Preferential Voting to Fix Somaliland Elections

In the era of late Somaliland President Muhammad Haji Ibrahim Egal, Somalilanders have adopted a constitution that limits the number of political parties to three. This was a lesson learned from the 1969 elections in the Somali republic when 64 parties contested in the elections. These parties were proxies for sub-clans who wanted representation. No one offered political choices based on ideology and policies.

However, Egal's system started to erode when our tribal society found a loophole. In Local elections, each family or subclan tries to play the system to maximize its representation. In Parlement elections, the same strategy is followed but on a higher hierarchy. Finally in presidential elections, since there are only three candidate seats, elders from the Zayla to Laas Qoray started to form alliances between big clans. To maximize their representation, subclans will plan to have candidates in two opposing parties.

Somaliland elections are broken. The Presidential election in 2017 was not different from the 1969 elections: both were based on tribal alliances instead of social and economical issues.

If Egal (AUH) was alive today, he would have recognized this and amend his original plan. But how?

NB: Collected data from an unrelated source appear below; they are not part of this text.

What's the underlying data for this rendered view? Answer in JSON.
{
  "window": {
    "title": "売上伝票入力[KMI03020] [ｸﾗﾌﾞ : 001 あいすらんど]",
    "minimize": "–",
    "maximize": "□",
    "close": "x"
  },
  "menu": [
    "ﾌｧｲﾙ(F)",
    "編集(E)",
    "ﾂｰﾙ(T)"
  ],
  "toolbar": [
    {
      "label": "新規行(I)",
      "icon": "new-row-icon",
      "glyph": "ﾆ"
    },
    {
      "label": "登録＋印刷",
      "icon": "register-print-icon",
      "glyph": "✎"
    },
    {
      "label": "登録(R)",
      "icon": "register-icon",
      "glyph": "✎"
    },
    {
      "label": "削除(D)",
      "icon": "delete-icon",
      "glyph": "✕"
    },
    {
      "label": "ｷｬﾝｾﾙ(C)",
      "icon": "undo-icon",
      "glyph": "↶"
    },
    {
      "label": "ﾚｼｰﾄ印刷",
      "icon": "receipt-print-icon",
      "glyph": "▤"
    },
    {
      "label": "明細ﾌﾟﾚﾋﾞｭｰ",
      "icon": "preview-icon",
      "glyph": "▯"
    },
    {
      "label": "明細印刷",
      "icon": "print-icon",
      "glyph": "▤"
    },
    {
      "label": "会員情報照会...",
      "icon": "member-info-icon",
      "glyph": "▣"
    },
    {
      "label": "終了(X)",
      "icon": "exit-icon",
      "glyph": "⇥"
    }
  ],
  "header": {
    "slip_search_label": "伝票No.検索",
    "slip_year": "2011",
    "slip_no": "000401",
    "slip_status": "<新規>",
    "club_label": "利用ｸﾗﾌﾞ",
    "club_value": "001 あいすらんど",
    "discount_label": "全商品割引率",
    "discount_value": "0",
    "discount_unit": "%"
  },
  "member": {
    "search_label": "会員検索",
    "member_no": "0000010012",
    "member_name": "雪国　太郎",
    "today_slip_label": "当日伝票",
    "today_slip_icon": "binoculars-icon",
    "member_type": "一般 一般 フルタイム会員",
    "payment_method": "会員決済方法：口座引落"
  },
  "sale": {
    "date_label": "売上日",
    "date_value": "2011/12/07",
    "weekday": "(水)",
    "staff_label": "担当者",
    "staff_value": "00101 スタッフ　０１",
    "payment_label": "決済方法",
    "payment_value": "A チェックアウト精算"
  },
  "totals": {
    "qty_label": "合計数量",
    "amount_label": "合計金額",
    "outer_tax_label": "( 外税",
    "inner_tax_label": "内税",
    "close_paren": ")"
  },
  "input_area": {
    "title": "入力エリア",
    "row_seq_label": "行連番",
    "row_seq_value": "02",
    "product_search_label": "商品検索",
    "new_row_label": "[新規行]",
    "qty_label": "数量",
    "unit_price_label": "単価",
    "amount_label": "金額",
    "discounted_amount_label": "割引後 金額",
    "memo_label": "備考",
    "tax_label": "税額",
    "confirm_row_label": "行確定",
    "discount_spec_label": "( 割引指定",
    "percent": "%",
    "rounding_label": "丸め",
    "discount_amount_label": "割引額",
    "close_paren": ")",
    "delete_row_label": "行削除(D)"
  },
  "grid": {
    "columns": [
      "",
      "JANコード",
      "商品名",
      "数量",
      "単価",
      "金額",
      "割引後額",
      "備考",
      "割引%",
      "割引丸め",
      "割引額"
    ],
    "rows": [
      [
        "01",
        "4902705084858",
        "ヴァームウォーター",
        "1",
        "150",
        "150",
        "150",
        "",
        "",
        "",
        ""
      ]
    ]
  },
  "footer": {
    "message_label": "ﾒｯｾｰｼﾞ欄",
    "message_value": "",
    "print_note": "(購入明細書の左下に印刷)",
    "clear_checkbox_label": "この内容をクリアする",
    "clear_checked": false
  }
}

(Photo credit: Simon Maina)

When I moved to Australia, I learned about preferential voting (ranked voting). Preferential voting is a voting system in which voters rank more than one candidate. Biased voting is not a unique challenge to Somaliland and it is addressed to a degree by preferential voting. Unlike Somaliland's current plurality voting (vote for only one candidate) in preferential voting, voters have to select more than one candidate and rank them.

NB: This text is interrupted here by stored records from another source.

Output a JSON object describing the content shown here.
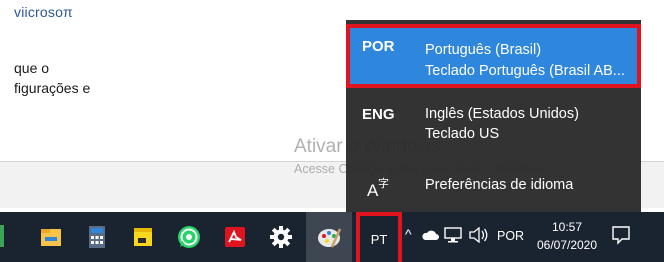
{
  "document": {
    "heading_fragment": "viicrosoπ",
    "line1": "que o",
    "line2": "figurações e"
  },
  "watermark": {
    "title": "Ativar o Windows",
    "subtitle": "Acesse Configurações para ativar o Windows."
  },
  "language_flyout": {
    "languages": [
      {
        "code": "POR",
        "name": "Português (Brasil)",
        "keyboard": "Teclado Português (Brasil AB..."
      },
      {
        "code": "ENG",
        "name": "Inglês (Estados Unidos)",
        "keyboard": "Teclado US"
      }
    ],
    "preferences_label": "Preferências de idioma",
    "selected_color": "#2f86dd",
    "highlight_color": "#e0141f"
  },
  "taskbar": {
    "pinned_apps": [
      {
        "name": "file-explorer-icon"
      },
      {
        "name": "calculator-icon"
      },
      {
        "name": "sticky-notes-icon"
      },
      {
        "name": "whatsapp-icon"
      },
      {
        "name": "acrobat-reader-icon"
      },
      {
        "name": "settings-icon"
      },
      {
        "name": "paint-icon"
      }
    ],
    "input_indicator": "PT",
    "tray_language": "POR",
    "clock_time": "10:57",
    "clock_date": "06/07/2020"
  }
}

So how can preferential voting work in Somaliland: Since voters are likely to choose the candidate based on their clan alliances, preferential voting should force voters to consider candidates from other tribes. We don't have to go through the abhor exercise of registering voters and candidates clans on ID cards. We can use regions and suburbs since our tribalism has managed to segregate our communities (a blessing in disguise). As a result, voters will be forced to think about other aspects such as the personal attributes of a candidate. They will consider the critical social and economical changes that Somaliland desperately needs. These choices can later shape the political ideology of national parties.

To reduce the burdens of changing the constitution, we can make these small amendments:

  • Open new parties for every local election (Every 5 years)
  • Allow NEC to use preferential voting based on area
  • In presidential elections, each party must have 2 candidates (6 in total). Preferential voting will not work with only 3 candidates.

There are many types of preferential voting, positional voting makes more sense in our case.

Example of filled local elections voting card

Rank1: Ali Abokur (26 June) 2 points

Rank2: Huda Ismaciil (Ahmed Dhagah) 1 point

Rank3: Muse Ahmed (Mohamoud Haybe) 1 point

Example of filled parliament elections voting card

Rank1: Kahin Bari (Baligubadle) 2 points

Rank2: Sucaad Idriis (Gabiley) 1 point

Rank3: Amina Maxamed (Mohamoud Haybe) 1 point

Example of filled presidential elections voting card

Rank1: Samia Jama (Sanaag) 2 points

Rank2: Usama Omar (Borama) 1 point

Rank3: Xamda Yusuf (Hargeysa) 1 point

On these cards, an election observer needs to make sure different areas have been selected. In the case of areas with the same tribe, we can create electoral regions and boundaries that close any loopholes.

(Photo credit: Ryan Anson)

Conclusion

Until we find a cure for the tribalism condition in our society, we need to control it. Preferential voting is designed to counter human bias. It indirectly gives more opportunities for more clans, women and minorities by allowing voters to shift their paradigm and consider social and political issues when selecting candidates. Last but not least, preferential voting will not require major changes to the constitution.